Viva Las Vegas. While their empire burns, the Telstra board enjoys a junket
January 15, 2009
Financial crisis? What financial crisis?
Displaying their now-customary disconnect from reality, Telstra’s top executives and board (hereafter know as the Rat Pack) have just spent more than $100,000 of shareholders’ money on an unnecessary junket to Las Vegas.
The excuse for this extravagant junket was to hold a board meeting in the desert gambling mecca.
Why Sydney or Melbourne were inappropriate, no-one knows. Someone needs to remind Sol Trujillo, Donald McGauchie and the rest of the Rat Pack that the world is in the midst of the worst financial crisis we have seen in our lifetimes.
Everywhere you look, businesses are tightening their belts, cancelling the lavish corporate perks, junkets and other excesses that were greedily consumed during the good times.
Everywhere that is, except in the Telstra boardroom.
Not that Telstra management isn’t calling for restraint from its employees. Work harder for less . . . and by the way, can you sign this document that will lock you into pay rises for the next three years that do not keep pace with the cost of living?
The company has casually sacked or sent overseas thousands of jobs with little regard for those workers’ futures.
But the calls for restraint apparently end at the door of Sol Trujillo, who, lest we forget, enjoyed a 14% pay rise to $13 million last year.
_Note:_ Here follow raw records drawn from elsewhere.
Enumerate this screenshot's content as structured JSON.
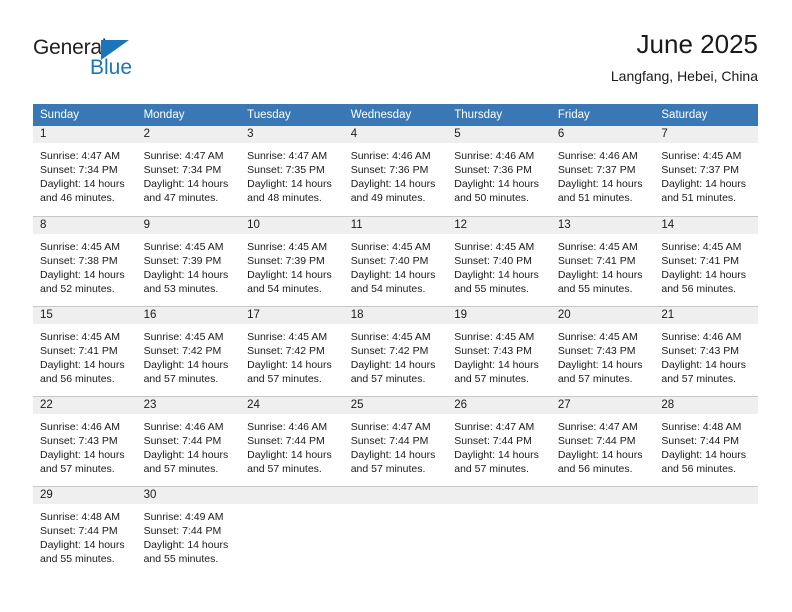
{
  "branding": {
    "logo_word_1": "General",
    "logo_word_2": "Blue",
    "triangle_color": "#1b75bb"
  },
  "header": {
    "title": "June 2025",
    "subtitle": "Langfang, Hebei, China",
    "header_bg_color": "#3a78b5",
    "daynum_band_color": "#efefef"
  },
  "weekday_headers": [
    "Sunday",
    "Monday",
    "Tuesday",
    "Wednesday",
    "Thursday",
    "Friday",
    "Saturday"
  ],
  "weeks": [
    [
      {
        "day": "1",
        "sunrise": "Sunrise: 4:47 AM",
        "sunset": "Sunset: 7:34 PM",
        "daylight_line1": "Daylight: 14 hours",
        "daylight_line2": "and 46 minutes."
      },
      {
        "day": "2",
        "sunrise": "Sunrise: 4:47 AM",
        "sunset": "Sunset: 7:34 PM",
        "daylight_line1": "Daylight: 14 hours",
        "daylight_line2": "and 47 minutes."
      },
      {
        "day": "3",
        "sunrise": "Sunrise: 4:47 AM",
        "sunset": "Sunset: 7:35 PM",
        "daylight_line1": "Daylight: 14 hours",
        "daylight_line2": "and 48 minutes."
      },
      {
        "day": "4",
        "sunrise": "Sunrise: 4:46 AM",
        "sunset": "Sunset: 7:36 PM",
        "daylight_line1": "Daylight: 14 hours",
        "daylight_line2": "and 49 minutes."
      },
      {
        "day": "5",
        "sunrise": "Sunrise: 4:46 AM",
        "sunset": "Sunset: 7:36 PM",
        "daylight_line1": "Daylight: 14 hours",
        "daylight_line2": "and 50 minutes."
      },
      {
        "day": "6",
        "sunrise": "Sunrise: 4:46 AM",
        "sunset": "Sunset: 7:37 PM",
        "daylight_line1": "Daylight: 14 hours",
        "daylight_line2": "and 51 minutes."
      },
      {
        "day": "7",
        "sunrise": "Sunrise: 4:45 AM",
        "sunset": "Sunset: 7:37 PM",
        "daylight_line1": "Daylight: 14 hours",
        "daylight_line2": "and 51 minutes."
      }
    ],
    [
      {
        "day": "8",
        "sunrise": "Sunrise: 4:45 AM",
        "sunset": "Sunset: 7:38 PM",
        "daylight_line1": "Daylight: 14 hours",
        "daylight_line2": "and 52 minutes."
      },
      {
        "day": "9",
        "sunrise": "Sunrise: 4:45 AM",
        "sunset": "Sunset: 7:39 PM",
        "daylight_line1": "Daylight: 14 hours",
        "daylight_line2": "and 53 minutes."
      },
      {
        "day": "10",
        "sunrise": "Sunrise: 4:45 AM",
        "sunset": "Sunset: 7:39 PM",
        "daylight_line1": "Daylight: 14 hours",
        "daylight_line2": "and 54 minutes."
      },
      {
        "day": "11",
        "sunrise": "Sunrise: 4:45 AM",
        "sunset": "Sunset: 7:40 PM",
        "daylight_line1": "Daylight: 14 hours",
        "daylight_line2": "and 54 minutes."
      },
      {
        "day": "12",
        "sunrise": "Sunrise: 4:45 AM",
        "sunset": "Sunset: 7:40 PM",
        "daylight_line1": "Daylight: 14 hours",
        "daylight_line2": "and 55 minutes."
      },
      {
        "day": "13",
        "sunrise": "Sunrise: 4:45 AM",
        "sunset": "Sunset: 7:41 PM",
        "daylight_line1": "Daylight: 14 hours",
        "daylight_line2": "and 55 minutes."
      },
      {
        "day": "14",
        "sunrise": "Sunrise: 4:45 AM",
        "sunset": "Sunset: 7:41 PM",
        "daylight_line1": "Daylight: 14 hours",
        "daylight_line2": "and 56 minutes."
      }
    ],
    [
      {
        "day": "15",
        "sunrise": "Sunrise: 4:45 AM",
        "sunset": "Sunset: 7:41 PM",
        "daylight_line1": "Daylight: 14 hours",
        "daylight_line2": "and 56 minutes."
      },
      {
        "day": "16",
        "sunrise": "Sunrise: 4:45 AM",
        "sunset": "Sunset: 7:42 PM",
        "daylight_line1": "Daylight: 14 hours",
        "daylight_line2": "and 57 minutes."
      },
      {
        "day": "17",
        "sunrise": "Sunrise: 4:45 AM",
        "sunset": "Sunset: 7:42 PM",
        "daylight_line1": "Daylight: 14 hours",
        "daylight_line2": "and 57 minutes."
      },
      {
        "day": "18",
        "sunrise": "Sunrise: 4:45 AM",
        "sunset": "Sunset: 7:42 PM",
        "daylight_line1": "Daylight: 14 hours",
        "daylight_line2": "and 57 minutes."
      },
      {
        "day": "19",
        "sunrise": "Sunrise: 4:45 AM",
        "sunset": "Sunset: 7:43 PM",
        "daylight_line1": "Daylight: 14 hours",
        "daylight_line2": "and 57 minutes."
      },
      {
        "day": "20",
        "sunrise": "Sunrise: 4:45 AM",
        "sunset": "Sunset: 7:43 PM",
        "daylight_line1": "Daylight: 14 hours",
        "daylight_line2": "and 57 minutes."
      },
      {
        "day": "21",
        "sunrise": "Sunrise: 4:46 AM",
        "sunset": "Sunset: 7:43 PM",
        "daylight_line1": "Daylight: 14 hours",
        "daylight_line2": "and 57 minutes."
      }
    ],
    [
      {
        "day": "22",
        "sunrise": "Sunrise: 4:46 AM",
        "sunset": "Sunset: 7:43 PM",
        "daylight_line1": "Daylight: 14 hours",
        "daylight_line2": "and 57 minutes."
      },
      {
        "day": "23",
        "sunrise": "Sunrise: 4:46 AM",
        "sunset": "Sunset: 7:44 PM",
        "daylight_line1": "Daylight: 14 hours",
        "daylight_line2": "and 57 minutes."
      },
      {
        "day": "24",
        "sunrise": "Sunrise: 4:46 AM",
        "sunset": "Sunset: 7:44 PM",
        "daylight_line1": "Daylight: 14 hours",
        "daylight_line2": "and 57 minutes."
      },
      {
        "day": "25",
        "sunrise": "Sunrise: 4:47 AM",
        "sunset": "Sunset: 7:44 PM",
        "daylight_line1": "Daylight: 14 hours",
        "daylight_line2": "and 57 minutes."
      },
      {
        "day": "26",
        "sunrise": "Sunrise: 4:47 AM",
        "sunset": "Sunset: 7:44 PM",
        "daylight_line1": "Daylight: 14 hours",
        "daylight_line2": "and 57 minutes."
      },
      {
        "day": "27",
        "sunrise": "Sunrise: 4:47 AM",
        "sunset": "Sunset: 7:44 PM",
        "daylight_line1": "Daylight: 14 hours",
        "daylight_line2": "and 56 minutes."
      },
      {
        "day": "28",
        "sunrise": "Sunrise: 4:48 AM",
        "sunset": "Sunset: 7:44 PM",
        "daylight_line1": "Daylight: 14 hours",
        "daylight_line2": "and 56 minutes."
      }
    ],
    [
      {
        "day": "29",
        "sunrise": "Sunrise: 4:48 AM",
        "sunset": "Sunset: 7:44 PM",
        "daylight_line1": "Daylight: 14 hours",
        "daylight_line2": "and 55 minutes."
      },
      {
        "day": "30",
        "sunrise": "Sunrise: 4:49 AM",
        "sunset": "Sunset: 7:44 PM",
        "daylight_line1": "Daylight: 14 hours",
        "daylight_line2": "and 55 minutes."
      },
      {
        "day": "",
        "sunrise": "",
        "sunset": "",
        "daylight_line1": "",
        "daylight_line2": ""
      },
      {
        "day": "",
        "sunrise": "",
        "sunset": "",
        "daylight_line1": "",
        "daylight_line2": ""
      },
      {
        "day": "",
        "sunrise": "",
        "sunset": "",
        "daylight_line1": "",
        "daylight_line2": ""
      },
      {
        "day": "",
        "sunrise": "",
        "sunset": "",
        "daylight_line1": "",
        "daylight_line2": ""
      },
      {
        "day": "",
        "sunrise": "",
        "sunset": "",
        "daylight_line1": "",
        "daylight_line2": ""
      }
    ]
  ]
}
The Vegas trip is a regular pilgrimage for the Telstra board, but in this economic environment goes beyond the pale.
The entire board, senior management team and their partners reportedly stayed at the luxurious Bellagio Hotel, where suites cost up to $1700 a night. Business or first class airfares for the Rat Pack would have cost tens of thousands of dollars.
You might have heard of the Bellagio – it’s the hotel featured in the remake of the movie Ocean’s Eleven.
The Telstra junket reminds us of another film (and novel) set in the neon city: the hallucinatory Fear and Loathing in Las Vegas.
Or how about Indecent Proposal (perhaps that one was about the non-union offers being shopped around the country).
Have a look at some of the media coverage here. Or watch the story from A Current Affair above.
What makes this crass junket even more outrageous is that a pile of problems remain on Sol Trujillo’s desk waiting for him he eventually returns to Australia.
There is the little matter of how to restore confidence in the company’s business model after the botched bid for the National Broadband Network tender.
The shares still haven’t recovered from that disaster.
And, of course, there is the ongoing industrial campaign by the Telstra unions.
Action taken in December was only the first salvo in what will be an ongoing battle for wage justice.
This action has already had a big impact on Telstra services and causing further delays to the transformation program.
Workers are determined to keep up the pressure to force Telstra to the bargaining table to negotiate a fair agreement with the unions.